Jeter was asked that if he had the choice of being either all-black or all-white, what would he choose? "Both," he said. "I wouldn't change a thing. I have the best of both worlds."

That might have been easy for Jeter to accept, but not many others. The question of what he is has never gone away. "You're going to get that from some people, regardless," Jeter said. "People are always going to judge you. That's how society is."
Jeter feels it was sports that helped him deal with being "different."

"When I was young, I played a lot of sports," Jeter said. "When I played basketball, it was mostly blacks playing. There were mostly white players on the soccer team. And baseball, you had a mix. "And the thing that helped me out was that I had friends of all races. It's not like I was keeping a tally or anything. I just happened to have friends of all races. I think people relate to me and I just got along with everyone. So it was less than an issue. I don't know what people say behind my back."

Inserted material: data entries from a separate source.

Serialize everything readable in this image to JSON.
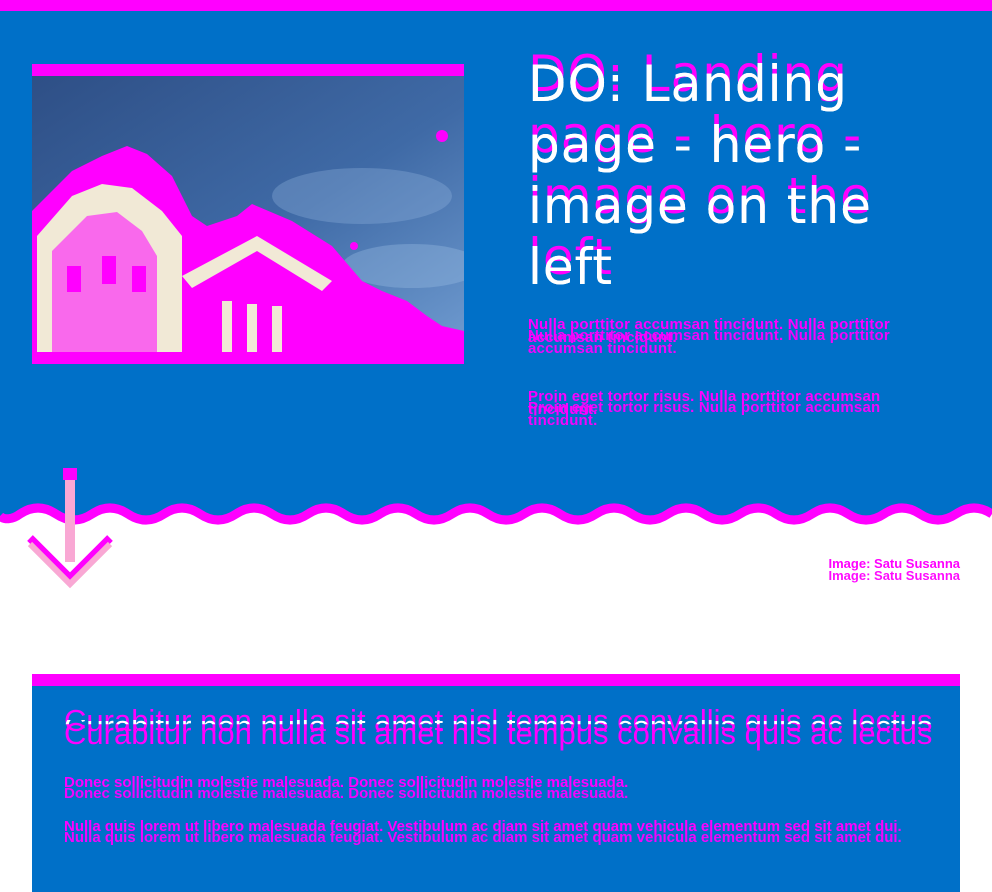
{
  "hero": {
    "title": "DO: Landing page - hero - image on the left",
    "paragraphs": [
      "Nulla porttitor accumsan tincidunt. Nulla porttitor accumsan tincidunt.",
      "Proin eget tortor risus. Nulla porttitor accumsan tincidunt."
    ],
    "photo_icon": "building-photo"
  },
  "credit": "Image: Satu Susanna",
  "scroll_icon": "scroll-down-arrow-icon",
  "card": {
    "title": "Curabitur non nulla sit amet nisl tempus convallis quis ac lectus",
    "paragraphs": [
      "Donec sollicitudin molestie malesuada. Donec sollicitudin molestie malesuada.",
      "Nulla quis lorem ut libero malesuada feugiat. Vestibulum ac diam sit amet quam vehicula elementum sed sit amet dui."
    ]
  },
  "colors": {
    "primary_blue": "#0070c8",
    "accent_magenta": "#ff00ff",
    "arrow_pink": "#f9a8d4",
    "background": "#ffffff"
  }
}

In one case, sadly, he later found out there was some name-calling going on when Jeter wasn't looking . When he thinks of it now, it hurts. Some of the abuse came from someone he thought was a friend.

"This was one of my better friends," Jeter recalls. "And I found out later after I graduated from high school, many years later, that he was s bit of a racist.

"He would never say anything to me in my face. But behind my back, not about me, about other people. If he saw a black person walking down the street, he would have something to say."